Very standard coverage even today for most/many companies....

Well this machine was used in playback from previous month's billings, the manilla file pulled from the cabinet, tape played, while the 3 page tractor feed billing sheets went into the automated typewriter......Dorothy would set in that room with the door closed, but did not mind as she was hard of hearing anyway, so the machine read the tape, and typed the document at super high speed....about 150 WPM.....anyway, the carriage slammed back and forth with authority.....whole thing mounted on a desk with metal legs the whole desk swayed with the motion....so when it came time for changes, Dorothy would stop the billing skip the tape over deletes, and add in new information as required....this of course all stored on the 'new tape' which was then updated the next month as required.....coming of course from the above mentioned puncher.....

ONE of the builders is probably still around up there in Wash Dc...the Carl M. Freeman Co......they took all damn day to do just that one account....

:eek:

So Dorothy said one day that it was hard to follow the typewriter and get set to interrupt the thing while reading on account of the swaying table....so one of Dad's partners, Johnny, tied the table to the wall studs....

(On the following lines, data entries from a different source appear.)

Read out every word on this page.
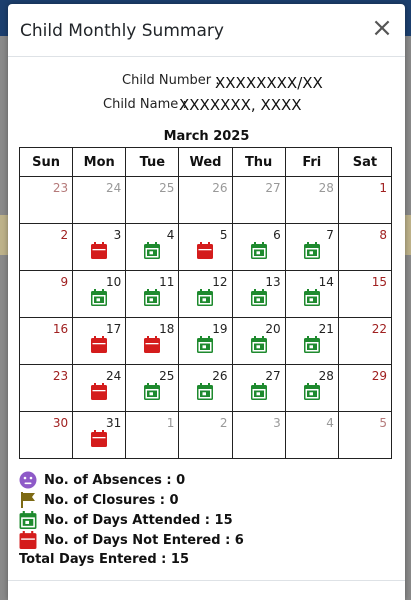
Child Monthly Summary	×
Child Number :
XXXXXXXX/XX
Child Name :
XXXXXXX, XXXX
March 2025
Sun	Mon	Tue	Wed	Thu	Fri	Sat

23	24	25	26	27	28	1

2	3	4	5	6	7	8

9	10	11	12	13	14	15

16	17	18	19	20	21	22

23	24	25	26	27	28	29

30	31	1	2	3	4	5
No. of Absences : 0
No. of Closures : 0
No. of Days Attended : 15
No. of Days Not Entered : 6
Total Days Entered : 15
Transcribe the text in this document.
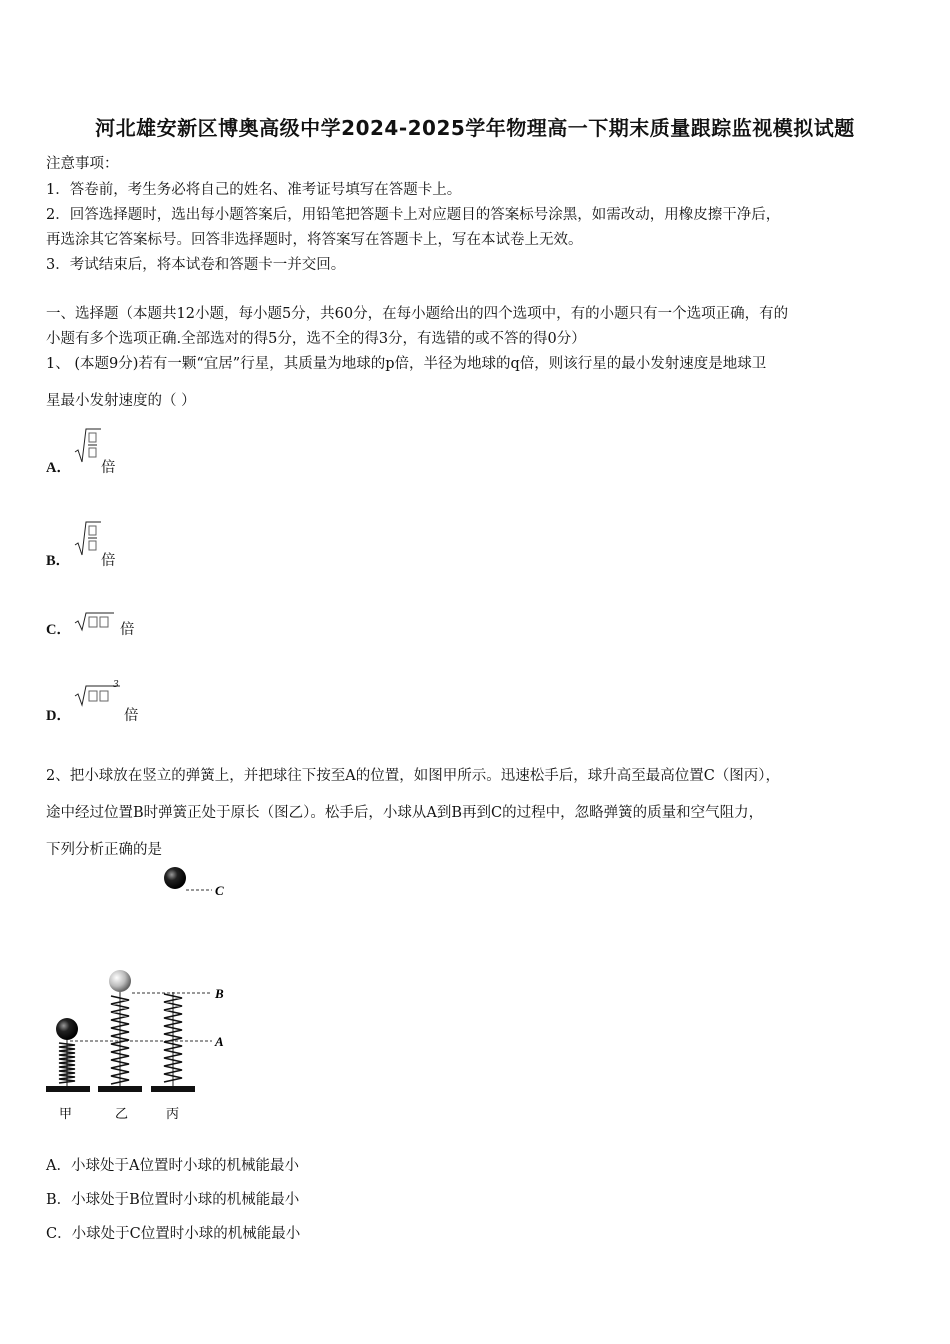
河北雄安新区博奥高级中学2024-2025学年物理高一下期末质量跟踪监视模拟试题
注意事项：
1．答卷前，考生务必将自己的姓名、准考证号填写在答题卡上。
2．回答选择题时，选出每小题答案后，用铅笔把答题卡上对应题目的答案标号涂黑，如需改动，用橡皮擦干净后，
再选涂其它答案标号。回答非选择题时，将答案写在答题卡上，写在本试卷上无效。
3．考试结束后，将本试卷和答题卡一并交回。
一、选择题（本题共12小题，每小题5分，共60分，在每小题给出的四个选项中，有的小题只有一个选项正确，有的
小题有多个选项正确.全部选对的得5分，选不全的得3分，有选错的或不答的得0分）
1、 (本题9分)若有一颗“宜居”行星，其质量为地球的p倍，半径为地球的q倍，则该行星的最小发射速度是地球卫
星最小发射速度的（ ）
A． 倍
B． 倍
C．	倍
D．
3
倍
2、把小球放在竖立的弹簧上，并把球往下按至A的位置，如图甲所示。迅速松手后，球升高至最高位置C（图丙），
途中经过位置B时弹簧正处于原长（图乙）。松手后，小球从A到B再到C的过程中，忽略弹簧的质量和空气阻力，
下列分析正确的是
C
B
A
甲	乙	丙
A．小球处于A位置时小球的机械能最小
B．小球处于B位置时小球的机械能最小
C．小球处于C位置时小球的机械能最小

that carriage slammed back and forth about 6 times and continued on off the console, hit the wall, and punch a HOLE in the sheetrock......

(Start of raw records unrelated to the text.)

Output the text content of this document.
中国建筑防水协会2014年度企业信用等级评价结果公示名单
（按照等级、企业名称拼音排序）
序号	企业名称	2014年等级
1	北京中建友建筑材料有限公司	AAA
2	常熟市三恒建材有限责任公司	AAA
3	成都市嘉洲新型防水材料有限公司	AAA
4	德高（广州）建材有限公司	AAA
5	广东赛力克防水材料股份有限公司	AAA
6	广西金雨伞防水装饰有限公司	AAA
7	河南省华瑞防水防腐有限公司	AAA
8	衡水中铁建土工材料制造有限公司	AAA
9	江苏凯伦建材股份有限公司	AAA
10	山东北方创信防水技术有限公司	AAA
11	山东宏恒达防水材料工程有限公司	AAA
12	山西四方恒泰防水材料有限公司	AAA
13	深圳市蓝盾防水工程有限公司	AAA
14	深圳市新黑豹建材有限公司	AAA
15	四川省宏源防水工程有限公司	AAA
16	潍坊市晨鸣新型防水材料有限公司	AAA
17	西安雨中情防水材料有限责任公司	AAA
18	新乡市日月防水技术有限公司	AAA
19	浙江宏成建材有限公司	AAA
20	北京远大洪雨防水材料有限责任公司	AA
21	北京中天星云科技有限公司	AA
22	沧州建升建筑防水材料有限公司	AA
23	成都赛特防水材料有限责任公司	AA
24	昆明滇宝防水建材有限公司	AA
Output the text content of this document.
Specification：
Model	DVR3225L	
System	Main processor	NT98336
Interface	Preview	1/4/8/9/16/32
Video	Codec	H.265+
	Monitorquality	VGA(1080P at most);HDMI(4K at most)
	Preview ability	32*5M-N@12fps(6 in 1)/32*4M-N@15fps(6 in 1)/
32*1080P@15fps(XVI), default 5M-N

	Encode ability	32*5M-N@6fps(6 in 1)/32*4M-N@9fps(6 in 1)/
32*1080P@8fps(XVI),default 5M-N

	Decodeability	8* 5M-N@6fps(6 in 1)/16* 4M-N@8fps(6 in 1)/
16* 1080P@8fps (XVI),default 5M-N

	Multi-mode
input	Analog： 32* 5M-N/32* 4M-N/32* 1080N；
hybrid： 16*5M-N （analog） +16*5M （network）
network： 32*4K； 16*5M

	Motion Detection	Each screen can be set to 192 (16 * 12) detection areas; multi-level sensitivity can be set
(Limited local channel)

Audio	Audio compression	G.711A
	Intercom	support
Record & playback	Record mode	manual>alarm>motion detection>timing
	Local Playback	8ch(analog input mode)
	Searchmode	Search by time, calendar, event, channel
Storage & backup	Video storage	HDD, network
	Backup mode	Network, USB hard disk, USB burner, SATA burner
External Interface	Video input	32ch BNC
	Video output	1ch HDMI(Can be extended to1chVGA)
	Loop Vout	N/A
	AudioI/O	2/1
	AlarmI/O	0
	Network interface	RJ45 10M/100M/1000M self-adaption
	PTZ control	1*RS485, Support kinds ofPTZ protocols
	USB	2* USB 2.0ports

the entire office had to immediately drop ALL activity and get working on that month's billing for the Builders Assn....took about 2.5 weeks to do a week's worth of work done typically by Dorothy alone.....

:lol::lol::lol:

Some years later, I heard from Dad's partners that the actual billing machine was donated to the Smithsonian Institution Museum of Science and Tech in Washington Dc, right there on the Mall Downtown, I saw it there in a display of very early office automation......this about '79 sometime.....

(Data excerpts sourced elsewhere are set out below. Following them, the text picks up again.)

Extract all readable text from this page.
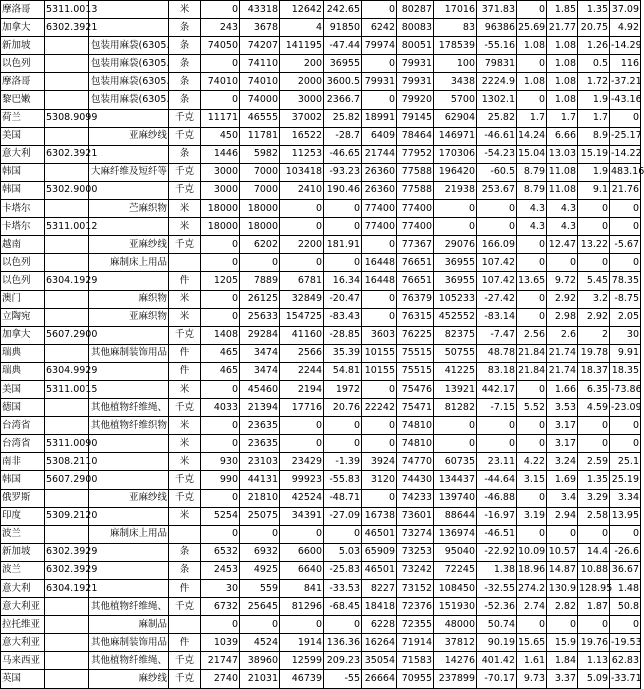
摩洛哥	5311.0013		米	0	43318	12642	242.65	0	80287	17016	371.83	0	1.85	1.35	37.09
加拿大	6302.3921		条	243	3678	4	91850	6242	80083	83	96386	25.69	21.77	20.75	4.92
新加坡		包装用麻袋(6305.	条	74050	74207	141195	-47.44	79974	80051	178539	-55.16	1.08	1.08	1.26	-14.29
以色列		包装用麻袋(6305.	条	0	74110	200	36955	0	79931	100	79831	0	1.08	0.5	116
摩洛哥		包装用麻袋(6305.	条	74010	74010	2000	3600.5	79931	79931	3438	2224.9	1.08	1.08	1.72	-37.21
黎巴嫩		包装用麻袋(6305.	条	0	74000	3000	2366.7	0	79920	5700	1302.1	0	1.08	1.9	-43.16
荷兰	5308.9099		千克	11171	46555	37002	25.82	18991	79145	62904	25.82	1.7	1.7	1.7	0
美国		亚麻纱线	千克	450	11781	16522	-28.7	6409	78464	146971	-46.61	14.24	6.66	8.9	-25.17
意大利	6302.3921		条	1446	5982	11253	-46.65	21744	77952	170306	-54.23	15.04	13.03	15.19	-14.22
韩国		大麻纤维及短纤等	千克	3000	7000	103418	-93.23	26360	77588	196420	-60.5	8.79	11.08	1.9	483.16
韩国	5302.9000		千克	3000	7000	2410	190.46	26360	77588	21938	253.67	8.79	11.08	9.1	21.76
卡塔尔		苎麻织物	米	18000	18000	0	0	77400	77400	0	0	4.3	4.3	0	0
卡塔尔	5311.0012		米	18000	18000	0	0	77400	77400	0	0	4.3	4.3	0	0
越南		亚麻纱线	千克	0	6202	2200	181.91	0	77367	29076	166.09	0	12.47	13.22	-5.67
以色列		麻制床上用品		0	0	0	0	16448	76651	36955	107.42	0	0	0	0
以色列	6304.1929		件	1205	7889	6781	16.34	16448	76651	36955	107.42	13.65	9.72	5.45	78.35
澳门		麻织物	米	0	26125	32849	-20.47	0	76379	105233	-27.42	0	2.92	3.2	-8.75
立陶宛		亚麻织物	米	0	25633	154725	-83.43	0	76315	452552	-83.14	0	2.98	2.92	2.05
加拿大	5607.2900		千克	1408	29284	41160	-28.85	3603	76225	82375	-7.47	2.56	2.6	2	30
瑞典		其他麻制装饰用品	件	465	3474	2566	35.39	10155	75515	50755	48.78	21.84	21.74	19.78	9.91
瑞典	6304.9929		件	465	3474	2244	54.81	10155	75515	41225	83.18	21.84	21.74	18.37	18.35
美国	5311.0015		米	0	45460	2194	1972	0	75476	13921	442.17	0	1.66	6.35	-73.86
德国		其他植物纤维绳、	千克	4033	21394	17716	20.76	22242	75471	81282	-7.15	5.52	3.53	4.59	-23.09
台湾省		其他植物纤维织物	米	0	23635	0	0	0	74810	0	0	0	3.17	0	0
台湾省	5311.0090		米	0	23635	0	0	0	74810	0	0	0	3.17	0	0
南非	5308.2110		米	930	23103	23429	-1.39	3924	74770	60735	23.11	4.22	3.24	2.59	25.1
韩国	5607.2900		千克	990	44131	99923	-55.83	3120	74430	134437	-44.64	3.15	1.69	1.35	25.19
俄罗斯		亚麻纱线	千克	0	21810	42524	-48.71	0	74233	139740	-46.88	0	3.4	3.29	3.34
印度	5309.2120		米	5254	25075	34391	-27.09	16738	73601	88644	-16.97	3.19	2.94	2.58	13.95
波兰		麻制床上用品		0	0	0	0	46501	73274	136974	-46.51	0	0	0	0
新加坡	6302.3929		条	6532	6932	6600	5.03	65909	73253	95040	-22.92	10.09	10.57	14.4	-26.6
波兰	6302.3929		条	2453	4925	6640	-25.83	46501	73242	72245	1.38	18.96	14.87	10.88	36.67
意大利	6304.1921		件	30	559	841	-33.53	8227	73152	108450	-32.55	274.2	130.9	128.95	1.48
意大利亚		其他植物纤维绳、	千克	6732	25645	81296	-68.45	18418	72376	151930	-52.36	2.74	2.82	1.87	50.8
拉托维亚		麻制品		0	0	0	0	6228	72355	48000	50.74	0	0	0	0
意大利亚		其他麻制装饰用品	件	1039	4524	1914	136.36	16264	71914	37812	90.19	15.65	15.9	19.76	-19.53
马来西亚		其他植物纤维绳、	千克	21747	38960	12599	209.23	35054	71583	14276	401.42	1.61	1.84	1.13	62.83
英国		麻纱线	千克	2740	21031	46739	-55	26664	70955	237899	-70.17	9.73	3.37	5.09	-33.71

:smash::smash::eek::twitch:

Just a piece of odd Sunday morning recollections for the crew.....

:lol:
 
...I don't want an economy based on screwing the heads on Barbie dolls. I like the idea of being the world's innovators, passing it on once ubiquitous, and moving on to the next thing, is not a bad thing.
Ha, depends on who's helicopters you fly in...
helo.jpg
 
...I don't want an economy based on screwing the heads on Barbie dolls. I like the idea of being the world's innovators, passing it on once ubiquitous, and moving on to the next thing, is not a bad thing.
Ha, depends on who's helicopters you fly in...
helo.jpg

The concept today,""Use it and throw it away"" :kissass: Solving that problem ""don't buy their shit"" In ten yrs there won't be anyone who knows how to turn a screw drive!
Question: why should we buy that trash, we now know the chink's junk is junk!:banghead:
 
Helicopters don't really fly anyway-they just beat the air into submission. IF you want a throwaway, look at Airbus. The first A-319's and 320's bought by a major airline are setting in the desert. Bought them in the late 90's and there's so much corrosion that it's cheaper to park them than fix them.
 
Helicopters don't really fly anyway-they just beat the air into submission. IF you want a throwaway, look at Airbus. The first A-319's and 320's bought by a major airline are setting in the desert. Bought them in the late 90's and there's so much corrosion that it's cheaper to park them than fix them.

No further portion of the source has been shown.